What, then, is a good ‘cloud gaming’ architecture? Gaming services such as Xbox Live predate the ‘cloud’, as do massively multiplayer online games like World of Warcraft or EVE Online. A very large part of the cost of newer games, at least at the top of the market, is asset creation. Large amounts of these assets are hand-made and client updates have become so large because of the increasing size of these assets. Similarly, digital storefronts and digital libraries of games have become the norm. Here we see cloud-oriented services such as CDNs enter, along with the migration of gaming services to cloud infrastructure or being built natively in the cloud. What would be different would be scalable, real-time creation of procedurally generated content specifically for a given client. And we may finally be about to see that sort of cloud gaming service arrive with Microsoft Flight Simulator 2020. The developer claims that it will use satellite data, processed by Azure, to generate content which will allow a player to fly a plane ‘anywhere in the world’, and see what they would see if they actually flew over the real location, including local daylight and weather conditions.

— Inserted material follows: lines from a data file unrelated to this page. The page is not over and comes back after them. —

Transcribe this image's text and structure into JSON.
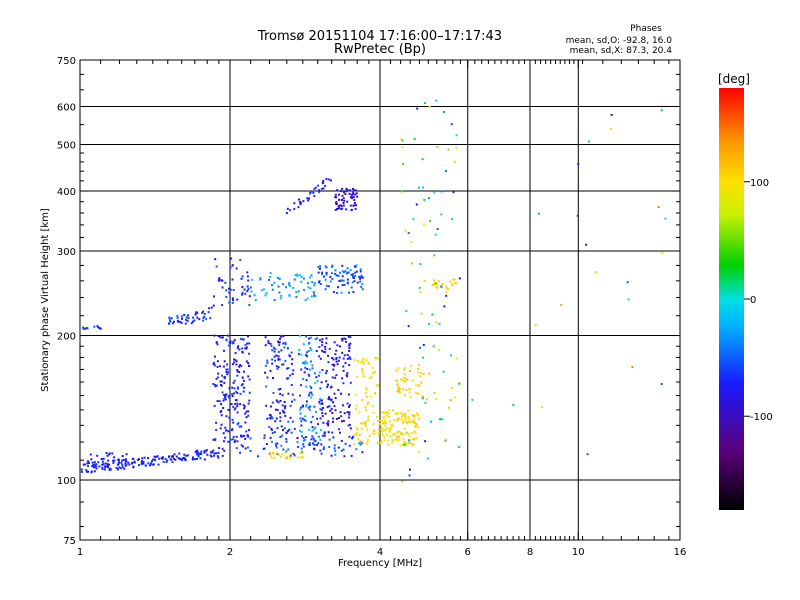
{
  "chart_data": {
    "type": "scatter",
    "title": "Tromsø 20151104 17:16:00–17:17:43",
    "subtitle": "RwPretec (Bp)",
    "xlabel": "Frequency [MHz]",
    "ylabel": "Stationary phase Virtual Height [km]",
    "x_scale": "log",
    "y_scale": "log",
    "xlim": [
      1,
      16
    ],
    "ylim": [
      75,
      750
    ],
    "x_ticks": [
      1,
      2,
      4,
      6,
      8,
      10,
      16
    ],
    "y_ticks": [
      75,
      100,
      200,
      300,
      400,
      500,
      600,
      750
    ],
    "grid": true,
    "phase_stats": {
      "heading": "Phases",
      "o_line": "mean, sd,O: -92.8, 16.0",
      "x_line": "mean, sd,X:  87.3, 20.4"
    },
    "colorbar": {
      "label": "[deg]",
      "range": [
        -180,
        180
      ],
      "ticks": [
        100,
        0,
        -100
      ],
      "stops": [
        "#000000",
        "#5a007a",
        "#1a1aff",
        "#00b4ff",
        "#00e0e0",
        "#00d000",
        "#c8f000",
        "#ffe000",
        "#ff9000",
        "#ff0000"
      ]
    },
    "clusters": [
      {
        "f": [
          1.0,
          1.95
        ],
        "h": [
          103,
          108
        ],
        "rise": 0.08,
        "n": 170,
        "phase": [
          -110,
          -90
        ]
      },
      {
        "f": [
          1.03,
          1.25
        ],
        "h": [
          107,
          114
        ],
        "rise": 0,
        "n": 30,
        "phase": [
          -110,
          -90
        ]
      },
      {
        "f": [
          1.95,
          3.7
        ],
        "h": [
          112,
          124
        ],
        "rise": 0,
        "n": 90,
        "phase": [
          -110,
          -70
        ]
      },
      {
        "f": [
          2.4,
          2.8
        ],
        "h": [
          111,
          114
        ],
        "rise": 0,
        "n": 22,
        "phase": [
          95,
          110
        ]
      },
      {
        "f": [
          1.85,
          2.2
        ],
        "h": [
          120,
          200
        ],
        "rise": 0,
        "n": 190,
        "phase": [
          -115,
          -85
        ]
      },
      {
        "f": [
          2.35,
          2.7
        ],
        "h": [
          125,
          200
        ],
        "rise": 0,
        "n": 120,
        "phase": [
          -115,
          -80
        ]
      },
      {
        "f": [
          2.75,
          3.05
        ],
        "h": [
          118,
          200
        ],
        "rise": 0,
        "n": 110,
        "phase": [
          -110,
          -40
        ]
      },
      {
        "f": [
          3.05,
          3.5
        ],
        "h": [
          125,
          200
        ],
        "rise": 0,
        "n": 130,
        "phase": [
          -130,
          -90
        ]
      },
      {
        "f": [
          3.55,
          4.0
        ],
        "h": [
          118,
          180
        ],
        "rise": 0,
        "n": 80,
        "phase": [
          80,
          115
        ]
      },
      {
        "f": [
          4.0,
          4.8
        ],
        "h": [
          118,
          140
        ],
        "rise": 0,
        "n": 130,
        "phase": [
          95,
          115
        ]
      },
      {
        "f": [
          4.3,
          4.9
        ],
        "h": [
          148,
          175
        ],
        "rise": 0,
        "n": 45,
        "phase": [
          90,
          130
        ]
      },
      {
        "f": [
          1.0,
          1.12
        ],
        "h": [
          206,
          210
        ],
        "rise": 0,
        "n": 14,
        "phase": [
          -100,
          -80
        ]
      },
      {
        "f": [
          1.5,
          1.85
        ],
        "h": [
          206,
          218
        ],
        "rise": 0.05,
        "n": 45,
        "phase": [
          -110,
          -80
        ]
      },
      {
        "f": [
          1.85,
          2.2
        ],
        "h": [
          230,
          290
        ],
        "rise": 0,
        "n": 45,
        "phase": [
          -110,
          -85
        ]
      },
      {
        "f": [
          2.2,
          3.0
        ],
        "h": [
          235,
          270
        ],
        "rise": 0,
        "n": 60,
        "phase": [
          -80,
          -40
        ]
      },
      {
        "f": [
          3.0,
          3.7
        ],
        "h": [
          245,
          280
        ],
        "rise": 0,
        "n": 80,
        "phase": [
          -110,
          -60
        ]
      },
      {
        "f": [
          2.6,
          3.2
        ],
        "h": [
          355,
          372
        ],
        "rise": 0.15,
        "n": 35,
        "phase": [
          -110,
          -90
        ]
      },
      {
        "f": [
          3.25,
          3.6
        ],
        "h": [
          365,
          405
        ],
        "rise": 0,
        "n": 60,
        "phase": [
          -125,
          -100
        ]
      },
      {
        "f": [
          5.1,
          5.7
        ],
        "h": [
          250,
          262
        ],
        "rise": 0,
        "n": 22,
        "phase": [
          95,
          115
        ]
      },
      {
        "f": [
          4.4,
          5.8
        ],
        "h": [
          95,
          620
        ],
        "rise": 0,
        "n": 90,
        "phase": [
          -120,
          120
        ]
      },
      {
        "f": [
          6.0,
          15.0
        ],
        "h": [
          110,
          590
        ],
        "rise": 0,
        "n": 22,
        "phase": [
          -120,
          150
        ]
      }
    ]
  }
}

Here the full potential dataset (the entire world) is too large to download to even a very large client, and real-time weather conditions necessitate real-time client updates. It still requires a powerful client, and a fast internet connection, but the cloud-specific strengths being leveraged are collecting and processing large amounts of data, then distributing that data to many different clients, each with individual needs, with the number of clients fluctuating based on demand. Microsoft is fortunate enough to ‘own’ both sides of the problem, having both its own cloud infrastructure and its own client base, but by owning both they’re able to build something that properly uses both, rather than trying to force a business strength into an area where it’s less able to compete.
I don’t know if Microsoft Flight Simulator 2020 will be a good game, or a commercial success. But it’s the first game I’ve seen that shouts ‘cloud gaming’ at me, and it has me seriously considering putting together a PC with a yoke and rudder pedals, and seeing how it feels compared to the real thing.